I am running KNIME AP 4.3 and Server 4.12 on a distributed executor setup in AWS.
I have Webportal workflow which can occasionally fail late in the process. When this happens there seems to be a disconnect between the job status as listed in the workflow view and reality. Specifically, the job is shown as successfully executed even when it is not.
In this case it is only mildly annoying, but I can imagine it could be quite serious if not detected and workflows were assumed to have completed.
That is definitely frustrating. Could you share the error that is occurring in the component?

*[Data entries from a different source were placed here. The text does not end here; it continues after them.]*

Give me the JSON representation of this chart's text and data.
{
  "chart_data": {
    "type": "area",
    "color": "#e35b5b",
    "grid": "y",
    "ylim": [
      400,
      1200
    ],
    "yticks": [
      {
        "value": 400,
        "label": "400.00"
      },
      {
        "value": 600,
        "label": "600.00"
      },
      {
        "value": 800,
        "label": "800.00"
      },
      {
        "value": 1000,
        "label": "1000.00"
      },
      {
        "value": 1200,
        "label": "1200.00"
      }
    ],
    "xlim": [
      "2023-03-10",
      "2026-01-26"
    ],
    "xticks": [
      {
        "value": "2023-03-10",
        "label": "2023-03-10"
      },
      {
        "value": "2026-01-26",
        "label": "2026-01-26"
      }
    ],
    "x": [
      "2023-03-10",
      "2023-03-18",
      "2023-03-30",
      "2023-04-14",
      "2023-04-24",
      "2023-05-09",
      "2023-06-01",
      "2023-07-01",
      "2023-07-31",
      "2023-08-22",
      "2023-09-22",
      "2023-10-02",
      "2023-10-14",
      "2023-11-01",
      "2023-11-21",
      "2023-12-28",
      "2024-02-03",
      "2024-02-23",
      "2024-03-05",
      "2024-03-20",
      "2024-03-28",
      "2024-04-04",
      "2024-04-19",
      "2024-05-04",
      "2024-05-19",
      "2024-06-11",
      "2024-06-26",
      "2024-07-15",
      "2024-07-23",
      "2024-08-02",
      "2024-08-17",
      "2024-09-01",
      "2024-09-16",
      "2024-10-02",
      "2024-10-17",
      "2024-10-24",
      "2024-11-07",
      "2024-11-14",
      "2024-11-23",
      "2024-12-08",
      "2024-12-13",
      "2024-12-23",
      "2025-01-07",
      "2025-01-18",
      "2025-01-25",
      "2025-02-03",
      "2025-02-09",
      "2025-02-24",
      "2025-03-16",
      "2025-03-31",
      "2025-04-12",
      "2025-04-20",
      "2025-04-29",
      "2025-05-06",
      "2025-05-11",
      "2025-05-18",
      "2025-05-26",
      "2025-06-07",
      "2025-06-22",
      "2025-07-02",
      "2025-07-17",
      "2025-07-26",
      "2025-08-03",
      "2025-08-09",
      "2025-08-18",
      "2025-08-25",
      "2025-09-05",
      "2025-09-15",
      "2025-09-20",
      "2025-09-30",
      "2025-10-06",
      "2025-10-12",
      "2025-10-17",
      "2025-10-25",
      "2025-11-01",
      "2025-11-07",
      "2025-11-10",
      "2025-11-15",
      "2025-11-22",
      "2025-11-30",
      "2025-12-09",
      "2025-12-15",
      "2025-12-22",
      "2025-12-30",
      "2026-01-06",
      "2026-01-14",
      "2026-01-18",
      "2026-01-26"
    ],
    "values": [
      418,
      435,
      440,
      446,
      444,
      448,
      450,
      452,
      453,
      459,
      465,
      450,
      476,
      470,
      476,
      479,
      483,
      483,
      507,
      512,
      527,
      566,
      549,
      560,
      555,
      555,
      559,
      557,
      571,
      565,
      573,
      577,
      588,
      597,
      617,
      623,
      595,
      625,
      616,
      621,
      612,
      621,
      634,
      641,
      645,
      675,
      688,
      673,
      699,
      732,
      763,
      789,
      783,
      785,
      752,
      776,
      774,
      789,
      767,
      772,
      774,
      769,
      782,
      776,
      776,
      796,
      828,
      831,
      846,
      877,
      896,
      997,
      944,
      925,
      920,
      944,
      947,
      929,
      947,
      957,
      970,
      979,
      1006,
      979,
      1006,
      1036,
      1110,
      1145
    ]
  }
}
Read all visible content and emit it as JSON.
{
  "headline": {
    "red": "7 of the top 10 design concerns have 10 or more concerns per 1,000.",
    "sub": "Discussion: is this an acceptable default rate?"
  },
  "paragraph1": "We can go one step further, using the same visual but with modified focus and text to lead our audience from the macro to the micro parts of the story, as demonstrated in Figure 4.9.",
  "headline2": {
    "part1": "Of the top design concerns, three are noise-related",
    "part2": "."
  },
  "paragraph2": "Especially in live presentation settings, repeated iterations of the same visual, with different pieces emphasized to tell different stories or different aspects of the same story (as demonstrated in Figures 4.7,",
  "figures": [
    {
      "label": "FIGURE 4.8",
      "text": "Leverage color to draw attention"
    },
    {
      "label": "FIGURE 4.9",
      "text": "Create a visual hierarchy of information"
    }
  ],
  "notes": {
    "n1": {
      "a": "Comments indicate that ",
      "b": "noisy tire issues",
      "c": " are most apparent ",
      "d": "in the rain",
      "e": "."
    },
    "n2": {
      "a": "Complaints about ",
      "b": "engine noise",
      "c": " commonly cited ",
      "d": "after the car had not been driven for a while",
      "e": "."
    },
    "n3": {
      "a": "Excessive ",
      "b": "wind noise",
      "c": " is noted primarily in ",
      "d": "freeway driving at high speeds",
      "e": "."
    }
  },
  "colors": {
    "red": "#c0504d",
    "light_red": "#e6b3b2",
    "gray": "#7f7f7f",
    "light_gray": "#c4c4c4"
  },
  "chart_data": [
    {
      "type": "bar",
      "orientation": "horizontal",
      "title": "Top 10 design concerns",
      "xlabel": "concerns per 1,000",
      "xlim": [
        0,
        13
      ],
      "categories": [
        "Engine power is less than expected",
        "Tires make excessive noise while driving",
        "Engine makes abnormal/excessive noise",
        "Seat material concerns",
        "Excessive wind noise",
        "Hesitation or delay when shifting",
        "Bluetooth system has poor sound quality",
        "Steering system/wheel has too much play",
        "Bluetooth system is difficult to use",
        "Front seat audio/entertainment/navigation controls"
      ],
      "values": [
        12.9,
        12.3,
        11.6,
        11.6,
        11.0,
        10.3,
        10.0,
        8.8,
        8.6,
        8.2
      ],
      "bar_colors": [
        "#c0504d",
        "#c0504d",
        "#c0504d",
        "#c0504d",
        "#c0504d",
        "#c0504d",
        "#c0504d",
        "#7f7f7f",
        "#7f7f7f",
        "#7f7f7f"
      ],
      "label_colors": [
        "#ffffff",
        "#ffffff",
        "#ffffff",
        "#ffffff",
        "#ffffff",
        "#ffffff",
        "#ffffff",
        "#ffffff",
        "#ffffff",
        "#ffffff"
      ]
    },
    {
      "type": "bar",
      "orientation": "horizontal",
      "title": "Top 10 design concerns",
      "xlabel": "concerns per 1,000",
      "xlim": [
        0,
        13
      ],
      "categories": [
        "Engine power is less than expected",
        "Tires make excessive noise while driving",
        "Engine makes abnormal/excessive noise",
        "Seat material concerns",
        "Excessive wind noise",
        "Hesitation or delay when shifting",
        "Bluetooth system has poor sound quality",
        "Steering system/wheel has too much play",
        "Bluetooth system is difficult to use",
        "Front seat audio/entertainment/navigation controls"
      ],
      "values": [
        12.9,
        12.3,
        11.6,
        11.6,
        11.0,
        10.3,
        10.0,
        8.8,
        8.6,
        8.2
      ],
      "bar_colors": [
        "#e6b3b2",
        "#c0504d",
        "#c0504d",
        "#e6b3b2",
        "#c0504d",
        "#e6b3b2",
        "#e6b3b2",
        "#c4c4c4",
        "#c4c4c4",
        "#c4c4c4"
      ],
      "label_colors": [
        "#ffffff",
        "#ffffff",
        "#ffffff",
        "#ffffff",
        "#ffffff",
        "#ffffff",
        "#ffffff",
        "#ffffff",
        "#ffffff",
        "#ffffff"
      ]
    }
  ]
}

One question that comes up to my mind: are there any loops inside of your component?
Hi Ana, Wali,
@wkhan I believe that the error is a result of the job having been cached to disc and a (legacy) temporary directory not being restored but I haven’t had a chance to look deeper (currently on paternity leave). @ana_ved yes, there is a loop there.
I had one small hint I noticed right before I closed my work computer last night which is that the job had a state of SUCCESS when looking at it in the home directory of the workflow, but FAILED_WITH_CONTENT or something similar when looking at it from the admin/jobs page.
@ana_ved was kind enough to send me a note offline. We think this is a bug where the WebPortal doesn’t display the job state correctly when loops fail sometimes. We’ve opened a bug for this so thanks for letting us know. The ticket is WEBP-838 for your records.